Mixer en une crème bien lisse. Laisser réduire encore éventuellement un peu jusqu’à consistance souhaitée. La passer à travers un chinois afin d’éviter les morceaux et les graines de coriandre. Rectifier l’assaisonnement en poivre et en sel.
Ajouter un rien de vinaigre de framboise pour l’équilibre en bouche.
Réchauffer doucement avant de dresser.
Pour le butternut
Eplucher le butternut. Le débarasser de pépins éventuels. Couper en dés. Les mettre dans un bol. Ajouter sel, poivre, une pincée de piment de Cayenne et d’Espelette et un filet d’huile d’olive. Mélanger et déverser les dés sur une feuille de cuisson sur une plaque de four. Mettre en cuisson à 200° pendant 15 minutes. Sortir du four et laisser refroidir en égouttant.
Prélever les pépins du butternut, les laver et les débarrasser des résidus de butternut. Les égoutter et les sécher.
Faire chauffer un peu d’huile d’olive dans une poêle et y faire sauter les pépins sur feu moyen. Couvrir et attendre qu’ils pêtent comme le fais le maïs quand il devient popcorn. Enlever du feu.
Récuperer les pépins et les égoutter sur du papier absorbant.
Les réserver dans un bol. Assasonner avec sel, poivre noir et un peu de ras-el-hanout. Mélanger. Réserver.
Pour le pralin de cèpes
Réhydrater les cèpes dans un peu d’eau tiède. Egoutter.
Caraméliser doucement les cèpes dans le beurre frais.

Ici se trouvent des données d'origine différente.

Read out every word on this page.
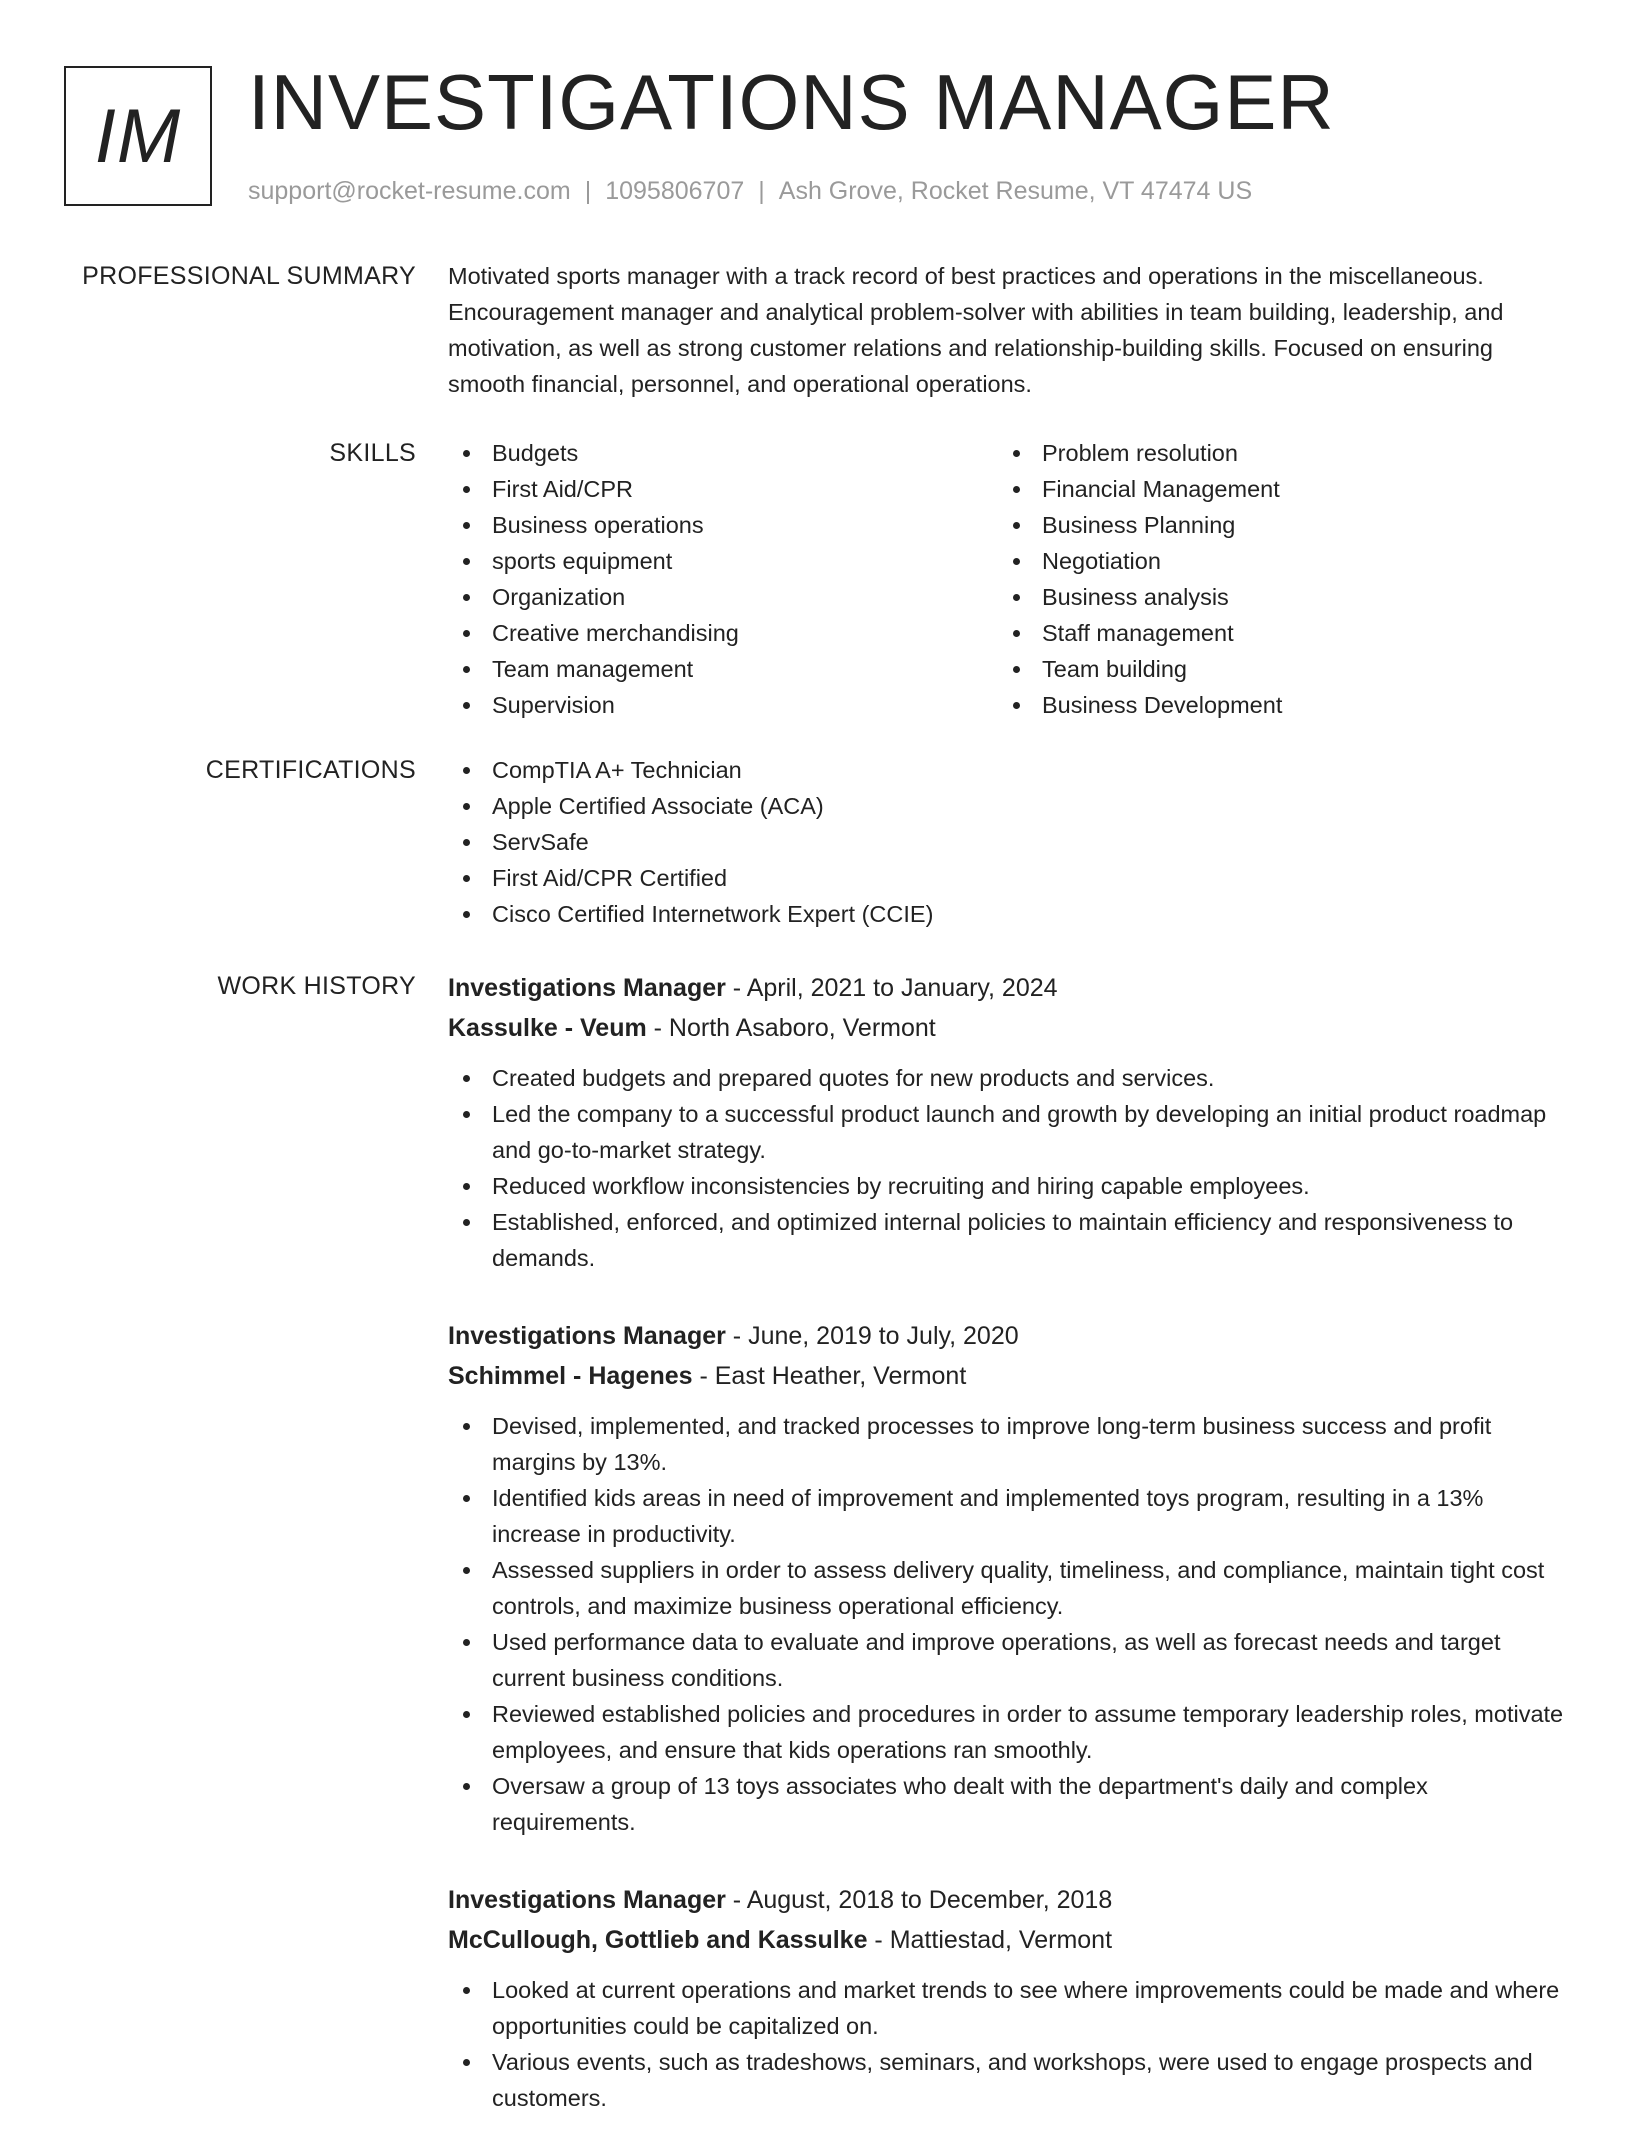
IM INVESTIGATIONS MANAGER
support@rocket-resume.com | 1095806707 | Ash Grove, Rocket Resume, VT 47474 US
PROFESSIONAL SUMMARY Motivated sports manager with a track record of best practices and operations in the miscellaneous. Encouragement manager and analytical problem-solver with abilities in team building, leadership, and motivation, as well as strong customer relations and relationship-building skills. Focused on ensuring smooth financial, personnel, and operational operations.

SKILLS	Budgets
First Aid/CPR
Business operations
sports equipment
Organization
Creative merchandising
Team management
Supervision
Problem resolution
Financial Management
Business Planning
Negotiation
Business analysis
Staff management
Team building
Business Development
CERTIFICATIONS	CompTIA A+ Technician
Apple Certified Associate (ACA)
ServSafe
First Aid/CPR Certified
Cisco Certified Internetwork Expert (CCIE)
WORK HISTORY Investigations Manager - April, 2021 to January, 2024
Kassulke - Veum - North Asaboro, Vermont
Created budgets and prepared quotes for new products and services.
Led the company to a successful product launch and growth by developing an initial product roadmap and go-to-market strategy.
Reduced workflow inconsistencies by recruiting and hiring capable employees.
Established, enforced, and optimized internal policies to maintain efficiency and responsiveness to demands.
Investigations Manager - June, 2019 to July, 2020
Schimmel - Hagenes - East Heather, Vermont
Devised, implemented, and tracked processes to improve long-term business success and profit margins by 13%.
Identified kids areas in need of improvement and implemented toys program, resulting in a 13% increase in productivity.
Assessed suppliers in order to assess delivery quality, timeliness, and compliance, maintain tight cost controls, and maximize business operational efficiency.
Used performance data to evaluate and improve operations, as well as forecast needs and target current business conditions.
Reviewed established policies and procedures in order to assume temporary leadership roles, motivate employees, and ensure that kids operations ran smoothly.
Oversaw a group of 13 toys associates who dealt with the department's daily and complex requirements.
Investigations Manager - August, 2018 to December, 2018
McCullough, Gottlieb and Kassulke - Mattiestad, Vermont
Looked at current operations and market trends to see where improvements could be made and where opportunities could be capitalized on.
Various events, such as tradeshows, seminars, and workshops, were used to engage prospects and customers.
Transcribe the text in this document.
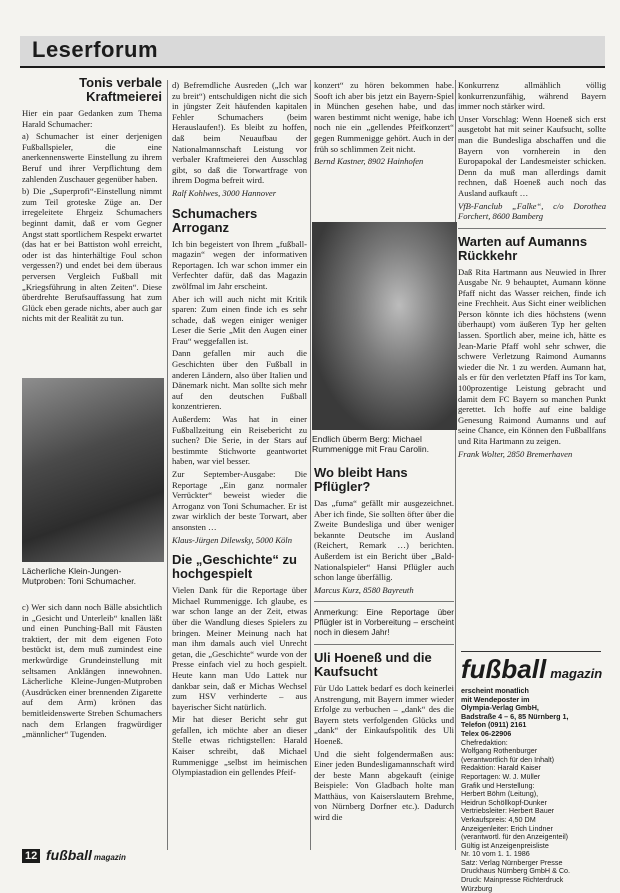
Leserforum
Tonis verbale Kraftmeierei

Hier ein paar Gedanken zum Thema Harald Schumacher:

a) Schumacher ist einer derjenigen Fußballspieler, die eine anerkennenswerte Einstellung zu ihrem Beruf und ihrer Verpflichtung dem zahlenden Zuschauer gegenüber haben.

b) Die „Superprofi“-Einstellung nimmt zum Teil groteske Züge an. Der irregeleitete Ehrgeiz Schumachers beginnt damit, daß er vom Gegner Angst statt sportlichem Respekt erwartet (das hat er bei Battiston wohl erreicht, oder ist das hinterhältige Foul schon vergessen?) und endet bei dem überaus perversen Vergleich Fußball mit „Kriegsführung in alten Zeiten“. Diese überdrehte Berufsauffassung hat zum Glück eben gerade nichts, aber auch gar nichts mit der Realität zu tun.

Lächerliche Klein-Jungen-Mutproben: Toni Schumacher.

c) Wer sich dann noch Bälle absichtlich in „Gesicht und Unterleib“ knallen läßt und einen Punching-Ball mit Fäusten traktiert, der mit dem eigenen Foto bestückt ist, dem muß zumindest eine merkwürdige Grundeinstellung mit seltsamen Anklängen innewohnen. Lächerliche Kleine-Jungen-Mutproben (Ausdrücken einer brennenden Zigarette auf dem Arm) krönen das bemitleidenswerte Streben Schumachers nach dem Erlangen fragwürdiger „männlicher“ Tugenden.

d) Befremdliche Ausreden („Ich war zu breit“) entschuldigen nicht die sich in jüngster Zeit häufenden kapitalen Fehler Schumachers (beim Herauslaufen!). Es bleibt zu hoffen, daß beim Neuaufbau der Nationalmannschaft Leistung vor verbaler Kraftmeierei den Ausschlag gibt, so daß die Torwartfrage von ihrem Dogma befreit wird.

Ralf Kohlwes, 3000 Hannover

Schumachers Arroganz

Ich bin begeistert von Ihrem „fußball-magazin“ wegen der informativen Reportagen. Ich war schon immer ein Verfechter dafür, daß das Magazin zwölfmal im Jahr erscheint.

Aber ich will auch nicht mit Kritik sparen: Zum einen finde ich es sehr schade, daß wegen einiger weniger Leser die Serie „Mit den Augen einer Frau“ weggefallen ist.

Dann gefallen mir auch die Geschichten über den Fußball in anderen Ländern, also über Italien und Dänemark nicht. Man sollte sich mehr auf den deutschen Fußball konzentrieren.

Außerdem: Was hat in einer Fußballzeitung ein Reisebericht zu suchen? Die Serie, in der Stars auf bestimmte Stichworte geantwortet haben, war viel besser.

Zur September-Ausgabe: Die Reportage „Ein ganz normaler Verrückter“ beweist wieder die Arroganz von Toni Schumacher. Er ist zwar wirklich der beste Torwart, aber ansonsten …

Klaus-Jürgen Dilewsky, 5000 Köln

Die „Geschichte“ zu hochgespielt

Vielen Dank für die Reportage über Michael Rummenigge. Ich glaube, es war schon lange an der Zeit, etwas über die Wandlung dieses Spielers zu bringen. Meiner Meinung nach hat man ihm damals auch viel Unrecht getan, die „Geschichte“ wurde von der Presse einfach viel zu hoch gespielt. Heute kann man Udo Lattek nur dankbar sein, daß er Michas Wechsel zum HSV verhinderte – aus bayerischer Sicht natürlich.

Mir hat dieser Bericht sehr gut gefallen, ich möchte aber an dieser Stelle etwas richtigstellen: Harald Kaiser schreibt, daß Michael Rummenigge „selbst im heimischen Olympiastadion ein gellendes Pfeif-

konzert“ zu hören bekommen habe. Sooft ich aber bis jetzt ein Bayern-Spiel in München gesehen habe, und das waren bestimmt nicht wenige, habe ich noch nie ein „gellendes Pfeifkonzert“ gegen Rummenigge gehört. Auch in der früh so schlimmen Zeit nicht.

Bernd Kastner, 8902 Hainhofen

Endlich überm Berg: Michael Rummenigge mit Frau Carolin.
Wo bleibt Hans Pflügler?

Das „fuma“ gefällt mir ausgezeichnet. Aber ich finde, Sie sollten öfter über die Zweite Bundesliga und über weniger bekannte Deutsche im Ausland (Reichert, Remark …) berichten. Außerdem ist ein Bericht über „Bald-Nationalspieler“ Hansi Pflügler auch schon lange überfällig.

Marcus Kurz, 8580 Bayreuth

Anmerkung: Eine Reportage über Pflügler ist in Vorbereitung – erscheint noch in diesem Jahr!

Uli Hoeneß und die Kaufsucht

Für Udo Lattek bedarf es doch keinerlei Anstrengung, mit Bayern immer wieder Erfolge zu verbuchen – „dank“ des die Bayern stets verfolgenden Glücks und „dank“ der Einkaufspolitik des Uli Hoeneß.

Und die sieht folgendermaßen aus: Einer jeden Bundesligamannschaft wird der beste Mann abgekauft (einige Beispiele: Von Gladbach holte man Matthäus, von Kaiserslautern Brehme, von Nürnberg Dorfner etc.). Dadurch wird die

Konkurrenz allmählich völlig konkurrenzunfähig, während Bayern immer noch stärker wird.

Unser Vorschlag: Wenn Hoeneß sich erst ausgetobt hat mit seiner Kaufsucht, sollte man die Bundesliga abschaffen und die Bayern von vornherein in den Europapokal der Landesmeister schicken. Denn da muß man allerdings damit rechnen, daß Hoeneß auch noch das Ausland aufkauft …

VfB-Fanclub „Falke“, c/o Dorothea Forchert, 8600 Bamberg

Warten auf Aumanns Rückkehr

Daß Rita Hartmann aus Neuwied in Ihrer Ausgabe Nr. 9 behauptet, Aumann könne Pfaff nicht das Wasser reichen, finde ich eine Frechheit. Aus Sicht einer weiblichen Person könnte ich dies höchstens (wenn überhaupt) vom äußeren Typ her gelten lassen. Sportlich aber, meine ich, hätte es Jean-Marie Pfaff wohl sehr schwer, die schwere Verletzung Raimond Aumanns wieder die Nr. 1 zu werden. Aumann hat, als er für den verletzten Pfaff ins Tor kam, 100prozentige Leistung gebracht und damit dem FC Bayern so manchen Punkt gerettet. Ich hoffe auf eine baldige Genesung Raimond Aumanns und auf seine Chance, ein Können den Fußballfans und Rita Hartmann zu zeigen.

Frank Wolter, 2850 Bremerhaven

fußball magazin

erscheint monatlich

mit Wendeposter im

Olympia-Verlag GmbH,

Badstraße 4 – 6, 85 Nürnberg 1,

Telefon (0911) 2161

Telex 06-22906

Chefredaktion:

Wolfgang Rothenburger

(verantwortlich für den Inhalt)

Redaktion: Harald Kaiser

Reportagen: W. J. Müller

Grafik und Herstellung:

Herbert Böhm (Leitung),

Heidrun Schöllkopf-Dunker

Vertriebsleiter: Herbert Bauer

Verkaufspreis: 4,50 DM

Anzeigenleiter: Erich Lindner

(verantwortl. für den Anzeigenteil)

Gültig ist Anzeigenpreisliste

Nr. 10 vom 1. 1. 1986

Satz: Verlag Nürnberger Presse

Druckhaus Nürnberg GmbH & Co.

Druck: Mainpresse Richterdruck

Würzburg

12 fußball magazin
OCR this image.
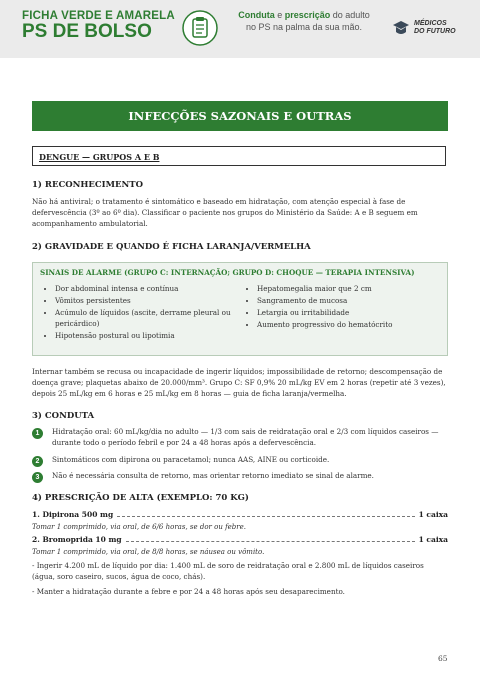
FICHA VERDE E AMARELA
PS DE BOLSO
Conduta e prescrição do adulto no PS na palma da sua mão.	MÉDICOS
DO FUTURO
INFECÇÕES SAZONAIS E OUTRAS
DENGUE — GRUPOS A E B
1) RECONHECIMENTO
Não há antiviral; o tratamento é sintomático e baseado em hidratação, com atenção especial à fase de defervescência (3º ao 6º dia). Classificar o paciente nos grupos do Ministério da Saúde: A e B seguem em acompanhamento ambulatorial.
2) GRAVIDADE E QUANDO É FICHA LARANJA/VERMELHA
SINAIS DE ALARME (GRUPO C: INTERNAÇÃO; GRUPO D: CHOQUE — TERAPIA INTENSIVA)
• Dor abdominal intensa e contínua
• Vômitos persistentes
• Acúmulo de líquidos (ascite, derrame pleural ou pericárdico)
• Hipotensão postural ou lipotimia
• Hepatomegalia maior que 2 cm
• Sangramento de mucosa
• Letargia ou irritabilidade
• Aumento progressivo do hematócrito
Internar também se recusa ou incapacidade de ingerir líquidos; impossibilidade de retorno; descompensação de doença grave; plaquetas abaixo de 20.000/mm³. Grupo C: SF 0,9% 20 mL/kg EV em 2 horas (repetir até 3 vezes), depois 25 mL/kg em 6 horas e 25 mL/kg em 8 horas — guia de ficha laranja/vermelha.
3) CONDUTA
1	Hidratação oral: 60 mL/kg/dia no adulto — 1/3 com sais de reidratação oral e 2/3 com líquidos caseiros — durante todo o período febril e por 24 a 48 horas após a defervescência.
2	Sintomáticos com dipirona ou paracetamol; nunca AAS, AINE ou corticoide.
3	Não é necessária consulta de retorno, mas orientar retorno imediato se sinal de alarme.
4) PRESCRIÇÃO DE ALTA (EXEMPLO: 70 KG)
1. Dipirona 500 mg	1 caixa
Tomar 1 comprimido, via oral, de 6/6 horas, se dor ou febre.
2. Bromoprida 10 mg	1 caixa
Tomar 1 comprimido, via oral, de 8/8 horas, se náusea ou vômito.
- Ingerir 4.200 mL de líquido por dia: 1.400 mL de soro de reidratação oral e 2.800 mL de líquidos caseiros (água, soro caseiro, sucos, água de coco, chás).
- Manter a hidratação durante a febre e por 24 a 48 horas após seu desaparecimento.
65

Laisser refroidir le tout, hors du frigo.
Egoutter les cèpes.
Mixer les cèpes dans un petit blender.
Ajouter les autres ingrédients, mixer jusqu’à obtention d’un mélange fin.
Etaler sur une plaque et réserver au surgélateur jusqu’à utilisation.
Sortir le pralin du surgélateur quelques heures avant et réserver au frigo. Sortir du frigo une demi-heure avant utilisation et couper une bande à la taille du morceau de viande.
Pour l’agneau
Laisser la viande 1h à température ambiante.
Préchauffer le four à 200°C.
Enduire les filets d’huile d’olive.
Dans une poêle, saisir les filets de tous côtés durant environ 3 minutes. Assaisonner ensuite avec du poivre et du sel sur toutes les faces.
Les débarrasser dans un petit plat. Verser dessus un peu de l’huile de cuisson.
Mettre au four pendant 15 minutes. L’agneau doit être rosé à la découpe.
Après 5 minutes, ajouter les croûtes de pralin de cèpes sur les deux filets.
En même temps remettre les dés de butternut pour les réchauffer.
Sortir du four quand la température à coeur au thérmomètre sonde arrive vers les 50°C.
Mettre l’agneau à reposer pendant 6 minutes sur une assiette chaude, recouvert d’une feuille d’allu sans la serrer.
Couper la viande en morceaux (ou pas) et dresser.
Dressage
Déposer deux c à s de crème de persil tubéreux et à l’aide du dos d’une cuillèreà soupe, former une virgule.
A côté déposer une bonne c à s de ketchup de butternut et l’étaler en cercle à l’aide du dos d’une cuillère à soupe.
Déposer dessus des dés de butternut et finalement une poignée de grains.
Déposer maintenant votre filet coupé en deux.
Décorer avec quelques pousses d’herbes ou de salade diverses.